ED. QUINET.—Ashaverus.

Em seguimento, a prelada de Santa Clara recebeu intimação militar para entregar D. Antonia de Portugal.

Os enviados á redempção da gentilissima captiva espavoriram as freiras, quando marcialmente entraram ao portico do mosteiro.

As mais avançadas em edade e virtude não ficaram estranhas ao receio de serem desbalisadas do thesouro de merecimentos que haviam amealhado á custa de muitas violencias, renunciações, cilicios e jejuns debilitantes. As menos jejuadas e mais propensas a crêr na malicia dos homens, se tivessem lido o que asseveram chronicas e o snr. A. Herculano repete no Eurico, a respeito de certas monjas em risco de serem presa lasciva dos sarracenos, é bem de crêr que pedissem á prioreza{34} que as degolasse na crypta, antes que o bafejo pestilencial dos francezes lhes mareasse a candura, obrigando-as a córar.

E, tantos visos de exactidão offerece a hypothese lisongeira, que, ao saber-se que D. Antonia era reclamada pelo general Junot, todas—que eram cento e vinte as professas—illudidas, talvez, pediram voz em grita que as deixassem soffrer por concomitancia o mesmo martyrio. Que jubilo iria no empyreo, se as famosas onze mil da legenda sahissem a receber no atrio dos seus jardins eternos subsidio que lhes enviava, d'uma assentada, Portugal—torrão bastante sáfaro para tal messe!

Não eram já, entretanto, aquelles dias os azados para tão heroicos martyrios. A prelada, exemplificando comsigo a privação do holocausto, forçou a commedirem-se as noviças, as noviças principalmente, que tinham os olhos sedentos de mortificação fitos nos algozes que as remiravam do pateo com uns olhares assaz significativos das carniceiras entranhas que os distinguiam dos frades portuguezes. Ora estes frades da comparação eram uns que frequentavam os locutorios, e suspiravam tão mysticamente quanto lhes permittia a eructação da orelheira mal esmoida.

Não pude averiguar se o agiologio das franciscanas conimbricenses commemora algumas martyres empolgadas no tempo dos francezes em que a roupa d'elles e a virtude das mulheres portuguezas era tudo o mesmo para tão desmedidos facinoras, segundo affirmam piedosas tradições. Do que tenho certeza é que D. Antonia{35} de Portugal sahiu do convento com tanta precipitação, ou tantas lagrimas a nublarem-lhe a vista, que nem sequer divisava, entre os officiaes francezes, Eduardo Pimenta, que parecia ajoelhar quebrantado pelo pezo da felicidade.

Quando Venceslau Taveira conheceu este moço, mezes depois dos acontecimentos referidos, chorava elle, e quantos viam Eduardo a braços com a desgraça que raras vezes, em episodios amorosos, se defronta com o coração humano tão inexoravelmente.

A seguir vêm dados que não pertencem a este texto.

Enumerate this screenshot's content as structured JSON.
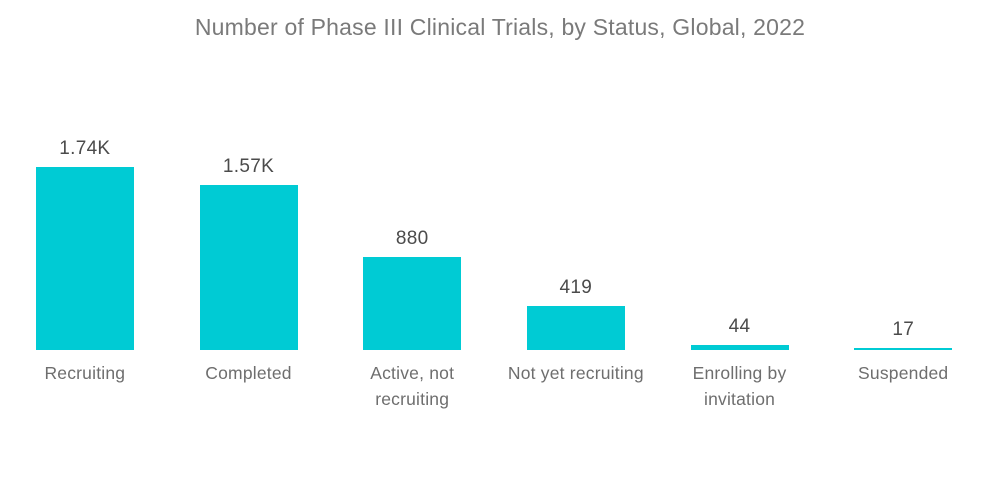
{
  "chart_data": {
    "type": "bar",
    "orientation": "vertical",
    "title": "Number of Phase III Clinical Trials, by Status, Global, 2022",
    "categories": [
      "Recruiting",
      "Completed",
      "Active, not recruiting",
      "Not yet recruiting",
      "Enrolling by invitation",
      "Suspended"
    ],
    "values": [
      1740,
      1570,
      880,
      419,
      44,
      17
    ],
    "value_labels": [
      "1.74K",
      "1.57K",
      "880",
      "419",
      "44",
      "17"
    ],
    "label_lines": [
      [
        "Recruiting"
      ],
      [
        "Completed"
      ],
      [
        "Active, not",
        "recruiting"
      ],
      [
        "Not yet recruiting"
      ],
      [
        "Enrolling by",
        "invitation"
      ],
      [
        "Suspended"
      ]
    ],
    "xlabel": "",
    "ylabel": "",
    "ylim": [
      0,
      1740
    ],
    "grid": false,
    "legend": false,
    "colors": {
      "bar": "#00cbd4",
      "title": "#7a7a7a",
      "value_label": "#4b4b4b",
      "category_label": "#6e6e6e",
      "background": "#ffffff"
    }
  }
}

Um dia, o alferes promovido a capitão no exercito francez, foi mandado servir ás ordens de La Borde na batalha do Vimieiro, em que a estrella dos valorosos portuguezes lampejou uns clarões que davam a lembrar o cyclo heroico de que nem sequer, para tudo se perder, nos resta já agora uma briosa saudade.

D. Antonia estanceava então na Alhandra esperando que seu marido a mandasse recolher a Lisboa.

N'esta anciedade a fulminou a noticia de que o general La Borde morrera na Roliça e com elle todo o estado maior.

E, no mesmo lance em que tal nova lhe deram, uns homens, que se diziam seus valedores no immenso infortunio, quasi a forçaram a cavalgar, caminho de Coimbra, onde, áquelle tempo, iam chegando os inglezes desembarcados na Figueira.

E alli, da portaria do mosteiro de Santa Clara avisinhou-se chusma de homens, que levaram uma mulher{36} estorcendo-se a brados afflictivos. Depois, abriu-se a porta do mosteiro, e fechou-se logo que sobre o escabello foi deposta D. Antonia de Portugal, que desmaiára, se é que a morte se não amerciára d'ella.

Entretanto, nem La Borde nem o capitão Pimenta haviam morrido dos ferimentos. Alguem vira o official portuguez n'um olivedo do Tojal enfaixando um braço que sangrava. D'este encontro resultou o boato da morte, ao mesmo tempo que outros juravam de vista assistirem ao enterro do general na egreja do Carmo em Lisboa.

Como quer que fosse, os portadores da falsa noticia a D. Antonia eram confidentes dos tios d'ella, e a bala, que raspára na espadua do capitão, fôra-lhe apontada ao peito por um d'esses homens. N'aquelle tempo a fidalguia d'estes reinos ainda resfolegava por taes respiradouros o sangue brioso que se lhe emborrascava nas arterias. O timbre das armas obrigava. Os paquifes do elmo, arcando-se sobre as cabeças d'uns mouros, esculpturados com barbaridade digna das proezas, obrigavam seus donos ao preceito heraldico de guardar a honra da familia com ferocia egual ao disvelo que punham em honrar a patria nos açougues da Asia.

Enviára Eduardo Pimenta dous soldados portuguezes que levassem D. Antonia a Cintra onde se estavam redigindo os artigos da convenção. Como fosse clausula antevista d'aquelle convenio sahirem os vencidos com as honras da guerra, o official contra-pesava o infortunio{37} do desterro com o jubilo de passar com a esposa a França, onde os generaes portuguezes lhe promettiam protecção.

Os enviados de Eduardo voltaram dizendo que D. Antonia sahira da Alhandra, algumas horas antes, acompanhada por milicianos.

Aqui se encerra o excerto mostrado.